Dallas makes more sense than Austin
The Washington Post has an analysis that says Amazon didn’t follow its stated criteria all that closely in selecting its 20 finalists. According to this analysis Minneapolis-St. Paul would have been in the top 5 if you went strictly by the stated criteria, but they didn’t make the 20-city cut. Others strong on paper but not making the cut: Baltimore, Houston, Portland, San Francisco, San Jose. Some of these you can eliminate for fairly obvious reasons. Portland is too close to Seattle. San Francisco and San Jose are already choking on tech companies and traffic congestion, and Amazon is looking to be a big dog wherever it goes, which it wouldn’t be in Silicon Valley.

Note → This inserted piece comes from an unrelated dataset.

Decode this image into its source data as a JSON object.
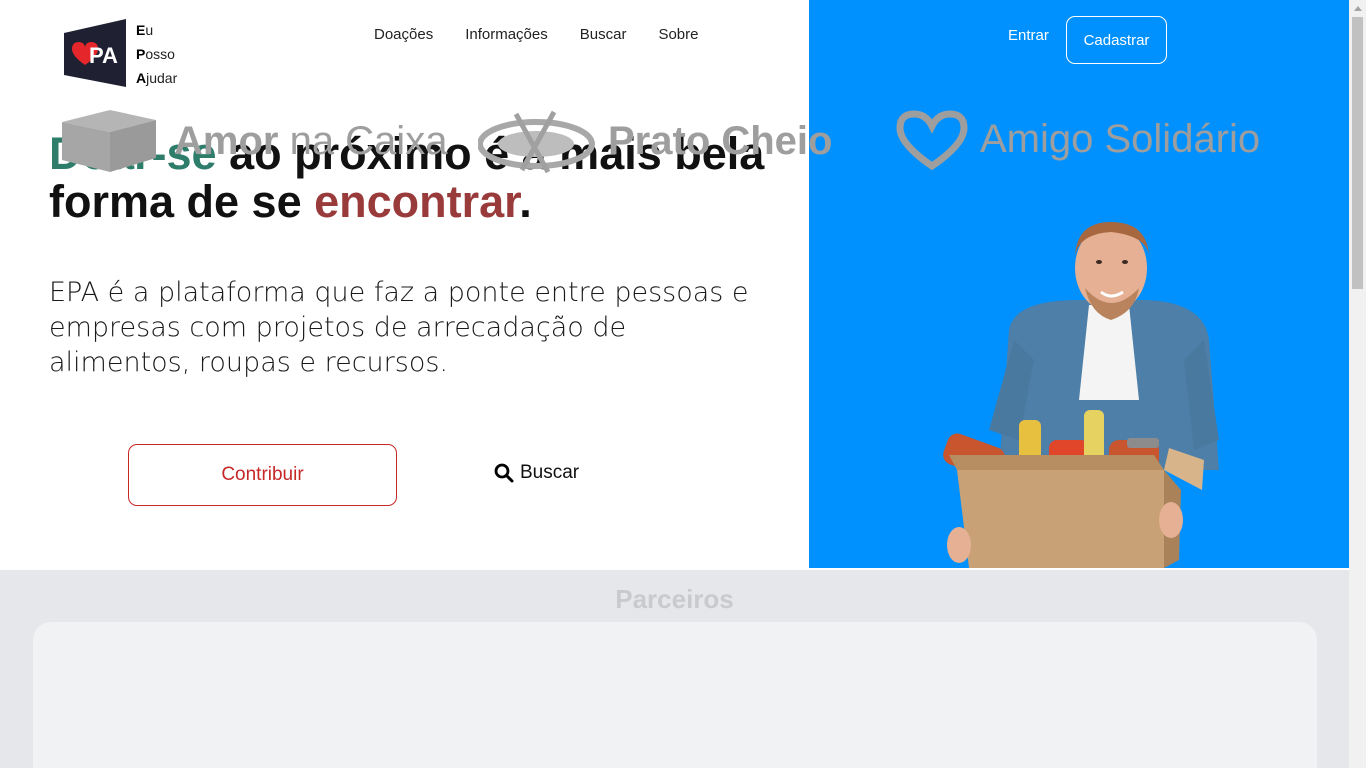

Meanwhile, many cities that aren’t particularly strong on the stated criteria did make the cut, including Austin, Columbus, Indianapolis, Nashville, Pittsburgh, and Raleigh.
So what gives? My guess is that Amazon really just has two criteria, despite what it says. First, it wants a major city that offers amenities and a lifestyle that will appeal to the types of young tech workers Amazon wants to attract. And second, it wants boatloads of financial incentives. Minneapolis-St. Paul ruled itself out on the second of these criteria, saying it would offer $3 to $5 million tops, while others were offering billions (e.g., Chicago says $2 billion). I can’t believe places like Columbus, Indianapolis, and Nashville are ultimately all that appealing on the lifestyle question, so I don’t think they’re serious contenders, But Amazon probably wants to keep enough competitors in the game to intensify the financial bidding.
As a resident of St. Paul, I say, “Good riddance!” We actually don’t need the jobs at this point, we certainly don’t need the traffic and upward pressure on housing costs, and we’re absolutely not going to pay billions in bribes to get them.
@PacNWparent said: “I think many people would have like to have seen Detroit on the short list.” I am from the Detroit area, and I did not support the push to get Amazon here, for many reasons. I won’t go into them, because it’s a moot point, but I don’t think it would have been as good for the city as some seem to think.